Le juge a considéré que SBF n’avait montré aucun remord. «Il savait que c'était criminel. Il regrette d’avoir fait un très mauvais pari sur la probabilité de se faire prendre. Mais il n’a rien admis, comme c’est son droit», a affirmé Lewis Kaplan.
11 milliards de dollars
Samuel Bankman-Fried qui a été reconnu coupable le 3 novembre dernier, attendait la sentence. L’homme a reconnu que les clients de FTX avaient perdu 8 milliards de dollars, les investisseurs en actions de la société 1,7 milliard, et que les prêteurs d’Alameda Research, qu’il avait aussi fondée, avaient aussi perdu 1,3 milliard. Mais «l’affirmation selon laquelle les clients et les créanciers de FTX seront intégralement payés est trompeuse, elle est logiquement erronée et spéculative», a déclaré le juge. «Un voleur qui emmène son butin à Las Vegas et parie avec succès l’argent volé n’a pas droit à une réduction de peine en utilisant ses gains à Las Vegas pour rembourser ce qu’il a volé», a-t-il continué.

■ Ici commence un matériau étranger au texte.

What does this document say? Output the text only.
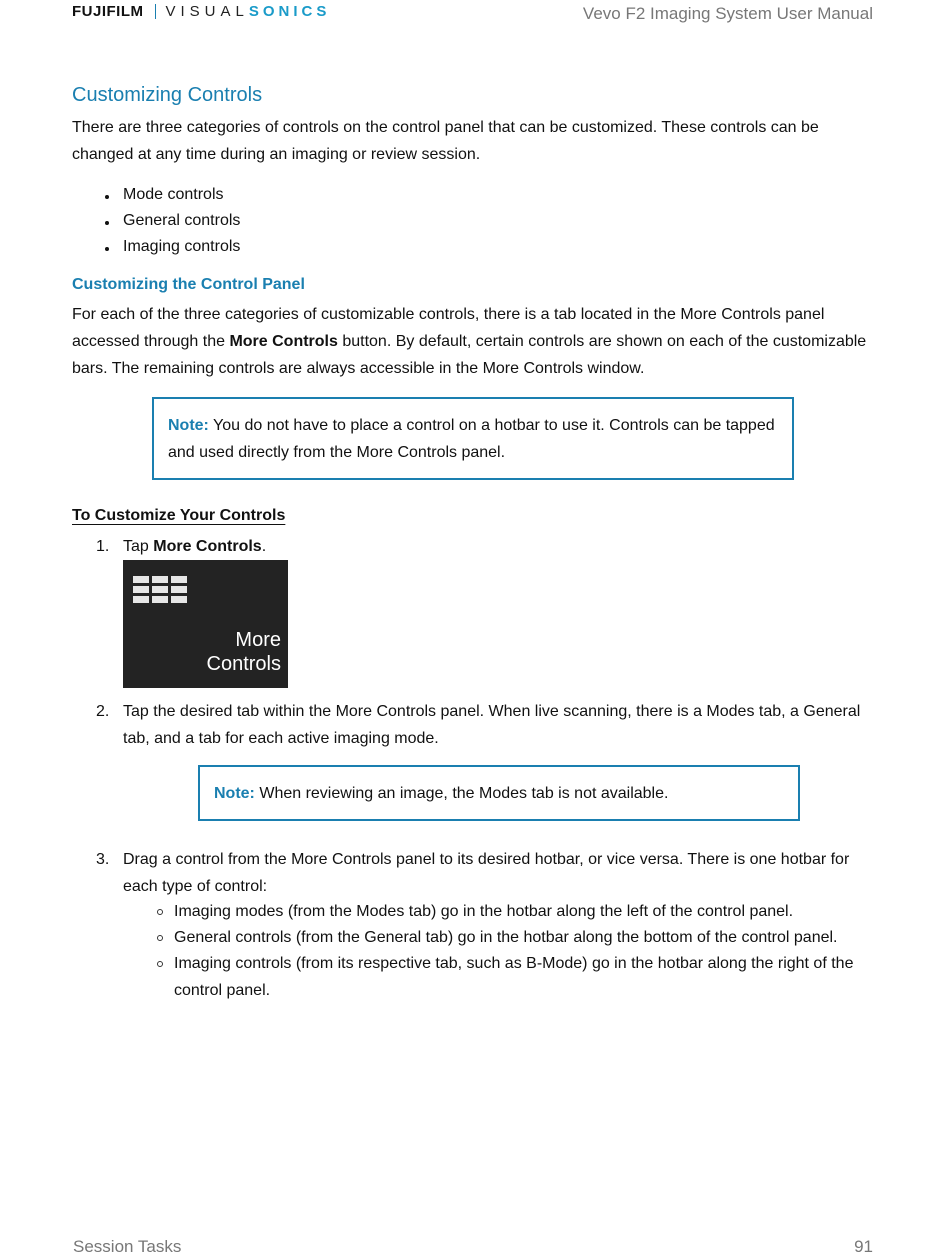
FUJIFILM VISUAL SONICS	Vevo F2 Imaging System User Manual
Customizing Controls

There are three categories of controls on the control panel that can be customized. These controls can be changed at any time during an imaging or review session.

Mode controls
General controls
Imaging controls
Customizing the Control Panel

For each of the three categories of customizable controls, there is a tab located in the More Controls panel accessed through the More Controls button. By default, certain controls are shown on each of the customizable bars. The remaining controls are always accessible in the More Controls window.

Note: You do not have to place a control on a hotbar to use it. Controls can be tapped and used directly from the More Controls panel.
To Customize Your Controls
1. Tap More Controls.
More
Controls
2. Tap the desired tab within the More Controls panel. When live scanning, there is a Modes tab, a General tab, and a tab for each active imaging mode.
Note: When reviewing an image, the Modes tab is not available.
3. Drag a control from the More Controls panel to its desired hotbar, or vice versa. There is one hotbar for each type of control:
Imaging modes (from the Modes tab) go in the hotbar along the left of the control panel.
General controls (from the General tab) go in the hotbar along the bottom of the control panel.
Imaging controls (from its respective tab, such as B-Mode) go in the hotbar along the right of the control panel.
Session Tasks	91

Si la peine peut paraître lourde pour l’homme aujourd’hui âgé de 32 ans, elle reste inférieure à celles de 40 et de 50 ans qu’avaient requis les procureurs généraux.
Pour sa défense, Samuel Bankman-Fried avait expliqué que s’il avait commis des erreurs, notamment en ne mettant pas en place une équipe de gestion des risques, il n’avait pas eu l’intention de frauder qui que ce soit ou de voler l’argent de ses clients. Il aura le temps d’y repenser.
La sentence est l’une des plus lourdes aux Etats-Unis pour un délinquant en col blanc, mais reste loin des 150 ans de prison infligés à Bernard Madoff, record en la matière. Un autre auteur de fraude Ponzi, Allen Stanford, purge une peine de 110 ans de prison. SBF figure au troisième rang de ce classement, en compagnie de Bernard Ebbers, responsable de la fraude comptable de WorldCom lors de la bulle internet de 2000, et qui a lui aussi écopé d’une condamnation à 25 ans de prison.